Para ser honesto, era inofensivo. Foi caótico como a merda, mas inofensivo. Alguns de seus melhores amigos tinham seus nomes programados em seu telefone. Ainda assim, fora isso, havia um monte de números desconhecidos aparecendo, compartilhando perguntas sobre tarefas escolares e horários de esportes com emojis aleatórios e gírias do ensino médio que eu não conseguia entender direito. Mas mesmo depois de ver em primeira mão a inocuidade de tudo isso, ainda não gostei.
Eu simplesmente não entendo a vantagem de tantas crianças terem um rastro permanente de trocas escritas nessa idade. Parece tão não monitorado e confuso. Sinto falta do telefone da família na cozinha, onde você poderia pelo menos escutar com bastante eficiência. E eu realmente sinto que permitir que alguém com um nível de maturidade e capacidade cerebral de 11 anos se envolva nisso é apenas prepará-lo para o fracasso.
Claro, isso pode parecer dramático para alguns. Parece-me apenas sentimentos potencialmente feridos, querer ser engraçado, mas percebido como comentários ofensivos, e tudo o mais é inevitável em um ambiente como este. Não porque alguma das crianças não seja “boas crianças”, mas porque são demasiado jovens para controlar os seus impulsos e compreender as nuances e limites da comunicação.

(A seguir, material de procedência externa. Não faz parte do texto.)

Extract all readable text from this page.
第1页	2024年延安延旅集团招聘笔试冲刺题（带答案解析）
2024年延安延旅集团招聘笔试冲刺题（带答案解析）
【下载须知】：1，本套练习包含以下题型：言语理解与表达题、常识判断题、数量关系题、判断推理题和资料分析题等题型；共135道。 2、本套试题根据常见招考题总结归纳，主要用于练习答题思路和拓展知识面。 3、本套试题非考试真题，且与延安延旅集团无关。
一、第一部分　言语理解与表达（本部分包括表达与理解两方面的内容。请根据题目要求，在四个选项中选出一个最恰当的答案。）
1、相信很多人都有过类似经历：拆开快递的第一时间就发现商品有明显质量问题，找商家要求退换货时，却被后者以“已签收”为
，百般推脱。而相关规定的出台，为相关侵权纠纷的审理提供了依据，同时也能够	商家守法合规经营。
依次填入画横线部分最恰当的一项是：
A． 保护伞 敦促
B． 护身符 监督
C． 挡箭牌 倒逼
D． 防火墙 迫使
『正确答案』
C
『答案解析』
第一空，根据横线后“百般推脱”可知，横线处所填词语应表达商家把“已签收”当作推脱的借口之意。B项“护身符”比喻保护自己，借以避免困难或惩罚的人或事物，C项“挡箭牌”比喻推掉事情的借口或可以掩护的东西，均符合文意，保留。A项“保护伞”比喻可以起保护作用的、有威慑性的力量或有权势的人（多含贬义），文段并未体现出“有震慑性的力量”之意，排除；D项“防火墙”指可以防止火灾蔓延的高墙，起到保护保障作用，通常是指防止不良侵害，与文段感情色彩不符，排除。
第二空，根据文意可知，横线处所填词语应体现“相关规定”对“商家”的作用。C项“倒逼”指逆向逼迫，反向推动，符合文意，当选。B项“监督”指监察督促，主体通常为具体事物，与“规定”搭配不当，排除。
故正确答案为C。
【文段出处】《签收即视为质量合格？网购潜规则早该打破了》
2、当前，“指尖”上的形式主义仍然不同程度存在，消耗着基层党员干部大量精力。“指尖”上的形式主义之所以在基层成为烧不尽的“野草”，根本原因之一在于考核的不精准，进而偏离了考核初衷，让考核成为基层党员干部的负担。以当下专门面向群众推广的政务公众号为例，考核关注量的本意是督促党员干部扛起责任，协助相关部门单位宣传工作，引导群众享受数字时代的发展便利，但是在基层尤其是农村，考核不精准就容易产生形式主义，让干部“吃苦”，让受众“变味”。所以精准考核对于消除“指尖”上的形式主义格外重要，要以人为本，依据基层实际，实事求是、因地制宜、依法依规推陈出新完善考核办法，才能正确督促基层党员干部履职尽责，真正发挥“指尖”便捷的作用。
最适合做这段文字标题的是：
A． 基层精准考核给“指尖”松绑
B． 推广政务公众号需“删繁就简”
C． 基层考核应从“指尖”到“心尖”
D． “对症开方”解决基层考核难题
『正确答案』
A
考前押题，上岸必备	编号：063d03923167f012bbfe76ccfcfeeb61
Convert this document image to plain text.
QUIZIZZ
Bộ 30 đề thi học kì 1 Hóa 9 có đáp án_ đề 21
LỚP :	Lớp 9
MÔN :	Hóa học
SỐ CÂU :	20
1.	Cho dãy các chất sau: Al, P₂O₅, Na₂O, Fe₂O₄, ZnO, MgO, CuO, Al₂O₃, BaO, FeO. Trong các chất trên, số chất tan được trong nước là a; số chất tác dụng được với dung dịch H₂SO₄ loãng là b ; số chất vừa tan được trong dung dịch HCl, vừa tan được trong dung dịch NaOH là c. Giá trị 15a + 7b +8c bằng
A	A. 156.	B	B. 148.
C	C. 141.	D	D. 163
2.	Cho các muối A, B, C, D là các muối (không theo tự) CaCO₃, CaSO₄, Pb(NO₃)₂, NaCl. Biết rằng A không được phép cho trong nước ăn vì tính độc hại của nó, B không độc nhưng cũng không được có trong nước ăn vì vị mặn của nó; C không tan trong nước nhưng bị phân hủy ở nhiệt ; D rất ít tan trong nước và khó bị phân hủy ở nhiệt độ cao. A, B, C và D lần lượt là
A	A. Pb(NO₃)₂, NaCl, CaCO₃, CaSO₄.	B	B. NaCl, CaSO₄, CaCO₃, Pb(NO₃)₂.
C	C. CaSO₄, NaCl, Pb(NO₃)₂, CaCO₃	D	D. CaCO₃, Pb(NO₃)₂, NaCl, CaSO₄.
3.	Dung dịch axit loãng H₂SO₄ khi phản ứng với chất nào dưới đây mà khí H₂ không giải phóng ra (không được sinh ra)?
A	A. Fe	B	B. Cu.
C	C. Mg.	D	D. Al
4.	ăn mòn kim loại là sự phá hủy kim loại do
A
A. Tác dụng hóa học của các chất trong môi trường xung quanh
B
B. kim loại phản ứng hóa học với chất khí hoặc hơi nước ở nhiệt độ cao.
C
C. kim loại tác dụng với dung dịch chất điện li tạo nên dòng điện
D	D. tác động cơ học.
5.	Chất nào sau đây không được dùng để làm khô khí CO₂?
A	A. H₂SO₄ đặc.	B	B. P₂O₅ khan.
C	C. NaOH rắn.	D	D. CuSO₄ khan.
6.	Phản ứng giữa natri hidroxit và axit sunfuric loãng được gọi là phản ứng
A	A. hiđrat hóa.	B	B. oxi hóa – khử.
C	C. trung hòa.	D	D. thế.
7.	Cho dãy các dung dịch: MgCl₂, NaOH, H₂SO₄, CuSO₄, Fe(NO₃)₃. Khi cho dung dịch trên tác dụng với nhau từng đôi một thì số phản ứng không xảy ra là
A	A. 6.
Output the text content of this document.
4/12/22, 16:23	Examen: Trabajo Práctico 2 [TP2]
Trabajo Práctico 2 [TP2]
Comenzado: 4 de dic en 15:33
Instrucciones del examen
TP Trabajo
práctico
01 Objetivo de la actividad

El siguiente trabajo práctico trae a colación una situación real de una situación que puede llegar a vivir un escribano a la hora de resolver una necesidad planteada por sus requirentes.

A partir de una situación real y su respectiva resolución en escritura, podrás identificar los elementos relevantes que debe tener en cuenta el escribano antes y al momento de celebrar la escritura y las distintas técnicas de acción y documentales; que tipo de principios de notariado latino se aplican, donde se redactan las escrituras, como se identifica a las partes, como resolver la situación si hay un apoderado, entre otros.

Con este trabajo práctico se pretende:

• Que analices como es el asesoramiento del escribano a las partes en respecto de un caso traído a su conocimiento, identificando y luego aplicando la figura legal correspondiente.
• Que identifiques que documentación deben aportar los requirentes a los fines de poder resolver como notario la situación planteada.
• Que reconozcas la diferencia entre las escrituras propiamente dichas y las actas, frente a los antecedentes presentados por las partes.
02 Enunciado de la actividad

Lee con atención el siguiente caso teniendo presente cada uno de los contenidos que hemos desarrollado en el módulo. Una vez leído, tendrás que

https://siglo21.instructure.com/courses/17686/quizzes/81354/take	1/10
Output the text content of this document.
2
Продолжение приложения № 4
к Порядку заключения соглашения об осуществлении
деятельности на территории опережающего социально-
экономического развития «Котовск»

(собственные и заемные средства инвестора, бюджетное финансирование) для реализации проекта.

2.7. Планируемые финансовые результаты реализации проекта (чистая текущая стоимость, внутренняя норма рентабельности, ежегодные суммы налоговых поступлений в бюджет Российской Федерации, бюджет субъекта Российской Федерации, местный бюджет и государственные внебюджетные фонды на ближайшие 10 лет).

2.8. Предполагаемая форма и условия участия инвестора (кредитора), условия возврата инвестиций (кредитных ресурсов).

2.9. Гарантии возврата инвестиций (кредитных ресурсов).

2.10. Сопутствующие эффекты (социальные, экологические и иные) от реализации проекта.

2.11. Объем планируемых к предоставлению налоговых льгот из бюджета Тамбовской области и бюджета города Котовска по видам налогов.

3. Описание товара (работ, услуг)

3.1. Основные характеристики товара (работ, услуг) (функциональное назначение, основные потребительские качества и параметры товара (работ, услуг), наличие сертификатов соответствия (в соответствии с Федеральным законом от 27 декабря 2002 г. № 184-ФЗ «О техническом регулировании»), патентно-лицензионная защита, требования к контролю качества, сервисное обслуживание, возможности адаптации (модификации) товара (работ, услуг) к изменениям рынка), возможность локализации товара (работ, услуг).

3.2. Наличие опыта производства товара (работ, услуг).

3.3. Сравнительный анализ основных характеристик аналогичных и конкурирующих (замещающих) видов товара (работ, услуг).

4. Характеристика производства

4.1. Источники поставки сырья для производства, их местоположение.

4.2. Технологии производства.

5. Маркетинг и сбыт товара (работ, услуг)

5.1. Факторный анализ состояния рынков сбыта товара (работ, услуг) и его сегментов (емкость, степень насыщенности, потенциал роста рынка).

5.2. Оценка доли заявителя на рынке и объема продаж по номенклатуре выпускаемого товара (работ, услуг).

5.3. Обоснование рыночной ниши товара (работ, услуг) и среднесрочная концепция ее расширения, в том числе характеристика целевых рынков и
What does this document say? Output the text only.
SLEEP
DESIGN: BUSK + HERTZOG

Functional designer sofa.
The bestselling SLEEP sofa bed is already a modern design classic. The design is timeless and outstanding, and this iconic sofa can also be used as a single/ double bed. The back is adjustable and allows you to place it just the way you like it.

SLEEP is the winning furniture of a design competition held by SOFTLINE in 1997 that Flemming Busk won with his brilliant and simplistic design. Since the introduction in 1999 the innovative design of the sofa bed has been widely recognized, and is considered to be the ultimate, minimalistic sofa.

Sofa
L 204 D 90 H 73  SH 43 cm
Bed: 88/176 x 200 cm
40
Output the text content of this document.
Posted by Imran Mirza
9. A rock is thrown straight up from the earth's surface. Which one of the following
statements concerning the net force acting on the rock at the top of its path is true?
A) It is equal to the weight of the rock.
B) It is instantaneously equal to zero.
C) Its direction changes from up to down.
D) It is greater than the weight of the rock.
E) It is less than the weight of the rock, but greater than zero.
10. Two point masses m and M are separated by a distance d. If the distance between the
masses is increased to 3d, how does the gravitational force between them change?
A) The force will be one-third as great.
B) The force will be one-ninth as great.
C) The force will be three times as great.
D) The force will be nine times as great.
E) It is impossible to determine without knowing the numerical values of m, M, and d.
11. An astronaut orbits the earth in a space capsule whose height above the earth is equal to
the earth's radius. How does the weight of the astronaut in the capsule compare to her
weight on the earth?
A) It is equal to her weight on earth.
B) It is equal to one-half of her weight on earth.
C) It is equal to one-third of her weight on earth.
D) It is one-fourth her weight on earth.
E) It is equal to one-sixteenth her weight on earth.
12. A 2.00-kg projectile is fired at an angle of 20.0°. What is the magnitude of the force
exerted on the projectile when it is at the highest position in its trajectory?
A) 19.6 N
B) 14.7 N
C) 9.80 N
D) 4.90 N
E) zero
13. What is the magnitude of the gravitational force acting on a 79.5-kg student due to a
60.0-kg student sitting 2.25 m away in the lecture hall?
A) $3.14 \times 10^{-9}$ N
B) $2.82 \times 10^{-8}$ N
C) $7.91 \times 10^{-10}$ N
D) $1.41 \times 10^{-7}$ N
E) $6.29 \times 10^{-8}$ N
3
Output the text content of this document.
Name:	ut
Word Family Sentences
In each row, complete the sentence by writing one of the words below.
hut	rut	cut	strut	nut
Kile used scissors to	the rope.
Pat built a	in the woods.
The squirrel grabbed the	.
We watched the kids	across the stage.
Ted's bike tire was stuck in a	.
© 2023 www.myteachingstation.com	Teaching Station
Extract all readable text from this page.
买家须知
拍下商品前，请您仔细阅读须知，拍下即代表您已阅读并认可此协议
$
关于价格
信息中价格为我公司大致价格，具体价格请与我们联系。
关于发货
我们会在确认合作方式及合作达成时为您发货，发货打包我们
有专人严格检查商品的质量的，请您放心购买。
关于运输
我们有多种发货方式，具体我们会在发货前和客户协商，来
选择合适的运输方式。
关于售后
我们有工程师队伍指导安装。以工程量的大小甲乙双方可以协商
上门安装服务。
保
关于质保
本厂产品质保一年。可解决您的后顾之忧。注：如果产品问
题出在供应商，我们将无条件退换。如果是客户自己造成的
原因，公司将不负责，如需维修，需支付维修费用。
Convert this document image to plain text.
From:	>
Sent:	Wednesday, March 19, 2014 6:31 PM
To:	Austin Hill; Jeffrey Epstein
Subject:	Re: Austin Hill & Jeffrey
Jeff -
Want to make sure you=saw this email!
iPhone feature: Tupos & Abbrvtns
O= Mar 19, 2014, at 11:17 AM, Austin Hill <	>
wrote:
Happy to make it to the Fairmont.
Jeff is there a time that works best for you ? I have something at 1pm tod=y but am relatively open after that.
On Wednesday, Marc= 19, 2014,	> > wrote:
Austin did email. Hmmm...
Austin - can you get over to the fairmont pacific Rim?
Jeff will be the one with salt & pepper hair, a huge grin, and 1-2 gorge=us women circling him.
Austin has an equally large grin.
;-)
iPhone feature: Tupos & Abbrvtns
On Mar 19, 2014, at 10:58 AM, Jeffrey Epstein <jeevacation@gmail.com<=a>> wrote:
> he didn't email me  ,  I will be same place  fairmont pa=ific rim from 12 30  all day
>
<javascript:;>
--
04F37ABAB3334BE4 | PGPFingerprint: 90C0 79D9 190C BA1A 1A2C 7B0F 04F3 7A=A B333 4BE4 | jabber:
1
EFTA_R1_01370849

E depois ter tudo registrado para toda a série (e para os pais e amigos dessas pessoas) verem!
Então me chame de chato, mas eu o fiz deletar. E para ser sincero, também estou lutando com isso. Vivemos nesta época estranha, onde algumas coisas que parecem tão lógica e instintivamente ruins são comuns. Coisas como TikTok e Twitter – quando sento e realmente penso no impacto dessas coisas, meus sentimentos são predominantemente negativos. Mas porque em 2024 “todo mundo está fazendo isso”, temos de alguma forma nos entorpecemos em pensar que está tudo bem. E então parte de mim se preocupa com o FOMO dele! E se ele não receber um convite para algo porque foi divulgado no chat em grupo? E se o bate-papo for onde as pessoas se unem e se conectam, e ele fica na poeira da cena social do ensino médio? Eu não gosto disso.
Mas eu simplesmente não consigo ter a atenção do meu filho constantemente fixada em seu pulso, onde 30 crianças estão tagarelando e falando o dia todo sobre sabe-se lá o quê, dizendo algumas coisas que provavelmente não diriam na cara um do outro. Embora eu saiba que eventualmente precisarei deixá-lo ter alguma privacidade e independência em um mundo onde a comunicação é tão fortemente baseada na tecnologia, decidi que 11 não é esse momento.
Continuarei permitindo que ele converse por texto com seus melhores amigos, aqueles que conheço e aqueles que ele concorda que posso ler. Por enquanto, deixaremos as grandes conversas em grupo do sexto ano para o refeitório e o recreio, onde espero que permaneçam o maior tempo possível.